Making Time in Music: an international conference
12–13 September 2016
Faculty of Music, University of Oxford
Call for Papers
The capacity to be in time together lies at the heart of all music-making and is one of the most profound of human capabilities; being in time together is implicated in social bonding, altered states, and foundational pleasures associated with music. The ways in which we play in time together, also mark out difference—between genres and between instruments (and instrumentalists), between studio and live performance, between the virtuoso and the beginner.
Two assertions about the temporal in music are the starting point for our call for papers: David Epstein’s comment in his seminal book, Shaping Time, that time is ‘the critical element in performance’, and Lefebvre’s lament that rhythm has been music’s neglected component. These comments underscore the aim of this conference, which is to bring time and timing to the fore in our thinking about musical experience, and in particular, its production.
The conference committee encourages submissions from scholars representing diverse disciplines whose interests lie in time, timing and timekeeping, and their construction by musicians. We welcome papers that address the subject from the following broad perspectives: the psychological/cognitive foundations of this human achievement, time and timing as part of specific cultural praxis, critical approaches to time and technology, the aesthetics of timing, and musical time’s relationship to social being.
The following list of questions indicates some broad concerns of the conference but is suggestive rather than prescriptive.

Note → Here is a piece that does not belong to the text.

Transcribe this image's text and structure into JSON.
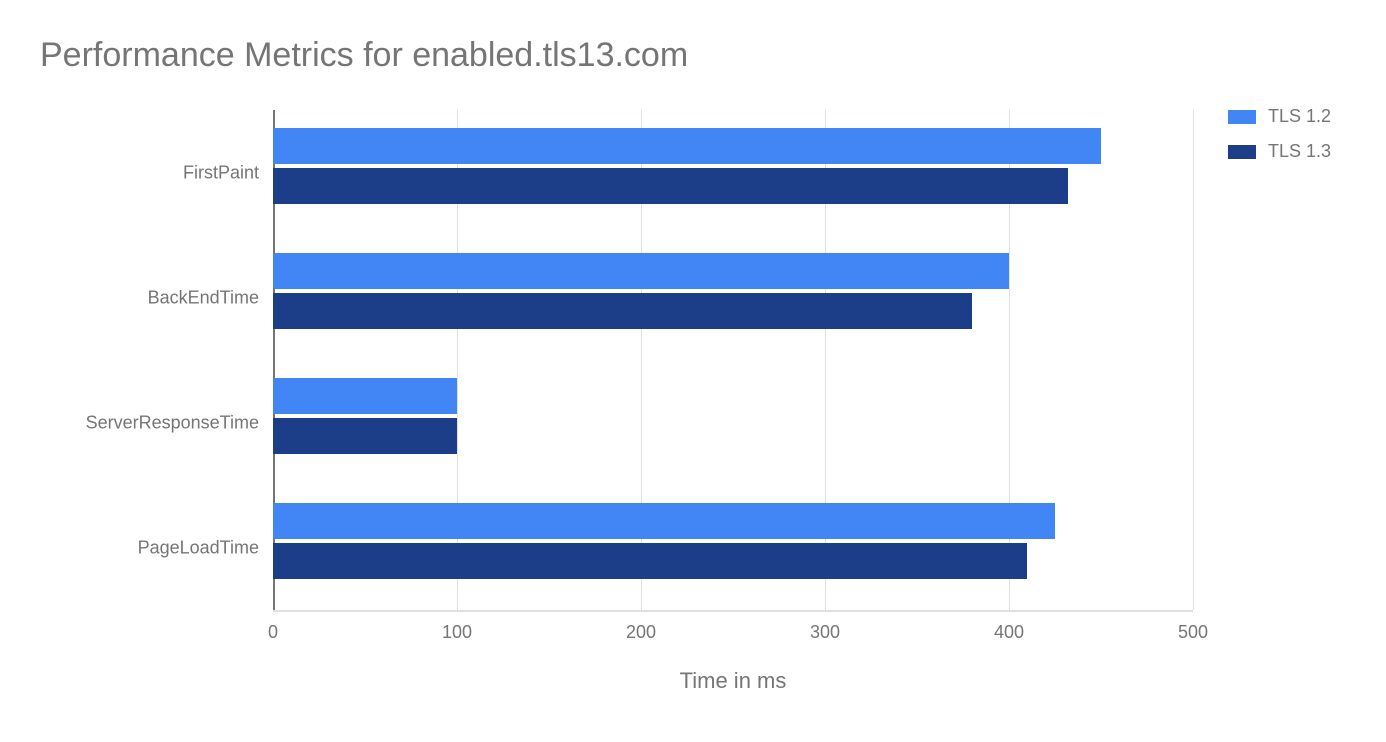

– How is the time of music implicated in social being and sociability? In what ways does the social penetrate the temporality of music?
– Can we speak of cultures of time in music? How does the relatively tacit feel for time amongst musicians connect with the discursive?
– What is the relationship between the relatively automatic capacity to be in time together and timekeeping as intentional and expressive?
– In what ways have technologies changed our relationship to time in music? Is temporality changed through developments in recording and digital technologies?
– What are the politics of musical time?
– What methods are available to us to address questions of temporality, music, the social and the psychological?
– How do we teach and learn about time in music?
Proposals of 250–300 words are invited for spoken papers of 20 minutes. These should be sent as a Word attachment to makingtime@music.ox.ac.uk and must include the following: Title, author(s), affiliation(s), email address for contact. The deadline for proposals is Friday 15 April 2016 at midday. Decisions on proposals will be communicated by Monday 9 May 2016.
Registration will open on Tuesday 10 May. Information about the conference—accommodation, travel information, draft programme and so on will be available on our website: http://www.music.ox.ac.uk/makingtimeinmusic
It is hoped that some papers from the conference will contribute to a volume, Making Time in Music, edited by Mark Doffman.
The conference committee is: Dr Mark Doffman, Dr Jonna Vuoskoski, and Dr Toby Young (all University of Oxford), and Dr Emily Payne (University of Leeds).